Monday, August 4, 2008

Coursing Through Clint's Carmel-By-The-Sea

Friday, August 1, 2008

During his early morning call, Llew dissuaded me from making the rigorous journey by public transport to Carmel. He suggested I spend the day, a fairly free one, exploring parts of Santa Cruz instead. It was at that point that I remembered that Desmond Mascarenhas, cousin of our friend Ian, lived in Silicon Valley, not too far from Santa Cruz. I decided to call him with the idea of meeting briefly with him over a cuppa. Breakfast done, I actually managed to spend a good couple of hours working on my Anglophilia manuscript.

I positioned myself with my laptop in my room in such a way that all I saw outside the window was a curve of the hill bordered on both sides by towering conifers. Occasionally a car passed silently by and the bucolic scene was deeply comforting to my psyche and immensely productive. Revision went smoothly as I awaited Desmond’s arrival on campus. Despite bad traffic on his approach to Santa Cruz, Desmond, who lives in Los Altos Hills in Silicon Valley arrived about 2pm.

After lunch in a small Thai Restaurant in Santa Cruz, we took the Pacific Coast Highway south past the aqua waters of Monterey Bay. Arriving in the town of Monterey, on the south side of the Bay, a half hour later, we found parking, then strolled the length of Cannery Row, made famous by John Steinbeck’s novel of the same name. The area is a tourist paradise, reminiscent of San Francisco’s Fisherman’s Wharf and famous for its aquarium, considered one of the world’s finest.

Back in the car, we drove further south past the neat ranch homes of Pacific Grove and Asilomar before taking the famous 17 Mile Drive along the craggy Monterey Peninsula where I was delighted to see a variety of sea lions basking on the rocks and other bird life. The weather was just delightful and the golfers were out in full force, making the most of the benign weather. Then, we arrived at Pebble Beach, one of the world’s most famous golf courses, which slopes gently down to the very edge of the water. Within this rarified world of Californian old and new money, I was able to sense a gracious way of life. Then, we were entering the famous hamlet of Carmel-By-The-Sea whose most famous mayor was the Hollywood actor Clint Eastwood!

Exploring Carmel was a little bit like strolling through Disneyworld, so carefully contrived is this fairy-tale environment. Cottages and shops that seemed to have emerged straight out of the illustrations found in children’s storybooks enchanted me and offered many photo opportunities. The town slopes down to a snow-white beach to which we also walked past happy tourists and local residents. The shops offered the most enticing merchandise and I was hard pressed to resist exploring the interiors of every single one of them. Carmel completely lived up to its reputation as one of the prettiest parts of the California Coast and I was so glad that Desmond chauffeured me around his neck of the woods.

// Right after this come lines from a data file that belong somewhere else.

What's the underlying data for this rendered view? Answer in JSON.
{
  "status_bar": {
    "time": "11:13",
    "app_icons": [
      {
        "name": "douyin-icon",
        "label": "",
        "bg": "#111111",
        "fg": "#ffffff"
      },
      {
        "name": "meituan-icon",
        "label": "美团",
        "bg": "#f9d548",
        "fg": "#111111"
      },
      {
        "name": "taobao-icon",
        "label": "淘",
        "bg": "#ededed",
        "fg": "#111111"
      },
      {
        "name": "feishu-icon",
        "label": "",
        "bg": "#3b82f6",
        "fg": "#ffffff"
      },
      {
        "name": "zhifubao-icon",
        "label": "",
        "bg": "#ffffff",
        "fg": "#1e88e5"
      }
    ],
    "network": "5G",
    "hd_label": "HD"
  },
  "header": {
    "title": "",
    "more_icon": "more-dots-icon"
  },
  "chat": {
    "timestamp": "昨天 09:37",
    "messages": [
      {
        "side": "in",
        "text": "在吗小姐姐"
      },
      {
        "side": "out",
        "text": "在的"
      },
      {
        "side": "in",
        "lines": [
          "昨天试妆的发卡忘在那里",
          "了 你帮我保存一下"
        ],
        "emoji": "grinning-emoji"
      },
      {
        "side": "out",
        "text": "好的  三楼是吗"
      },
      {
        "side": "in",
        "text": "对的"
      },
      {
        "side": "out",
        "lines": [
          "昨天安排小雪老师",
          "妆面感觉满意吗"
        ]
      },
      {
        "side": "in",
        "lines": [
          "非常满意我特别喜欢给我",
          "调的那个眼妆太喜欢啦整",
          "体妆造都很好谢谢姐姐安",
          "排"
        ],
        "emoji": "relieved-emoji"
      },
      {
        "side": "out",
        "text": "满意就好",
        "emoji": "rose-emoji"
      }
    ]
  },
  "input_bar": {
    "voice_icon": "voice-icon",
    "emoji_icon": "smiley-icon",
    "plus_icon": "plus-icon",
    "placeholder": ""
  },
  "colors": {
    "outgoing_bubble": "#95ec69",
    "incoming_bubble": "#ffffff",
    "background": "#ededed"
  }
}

Our evening ended with fine cuisine at the restaurant attached to his country club at Saratoga where the hostess obligingly arranged to find me a pair of trousers to replace the jeans I was wearing as the restaurant dress code does not permit jeans or sneakers! It reminded me of the Ritz in London that carries jackets in a range of sizes and lends them to gentlemen who stop there for afternoon tea with no knowledge of the prevailing dress code. The meal including succulent swordfish was delicious and I ate one of the best salads I have ever tasted—a truly Californian concoction with pine nuts, mandarin oranges and goat cheese in a citrus vinaigrette. Dessert was a Chocolate Lava Cake served with vanilla ice cream. Having eaten dorm food all week, this meal tasted like manna from the heavens. Desmond made a wonderful companion and superb tour guide—just the kind I love when becoming acquainted with new places and I feel grateful that he made the time for me.

It’s hard for me to fathom how I managed to see Carmel after all despite that fact that I did not have a car and heeded Llew’s advice to abandon the idea of reaching g there through public transport. I am convinced that some things are meant to be and if you have a clear vision of where you wish to be and intend to get there strongly enough, circumstances conspire to make that vision a reality. This certainly was true of my exploration of the mid-Californian coast.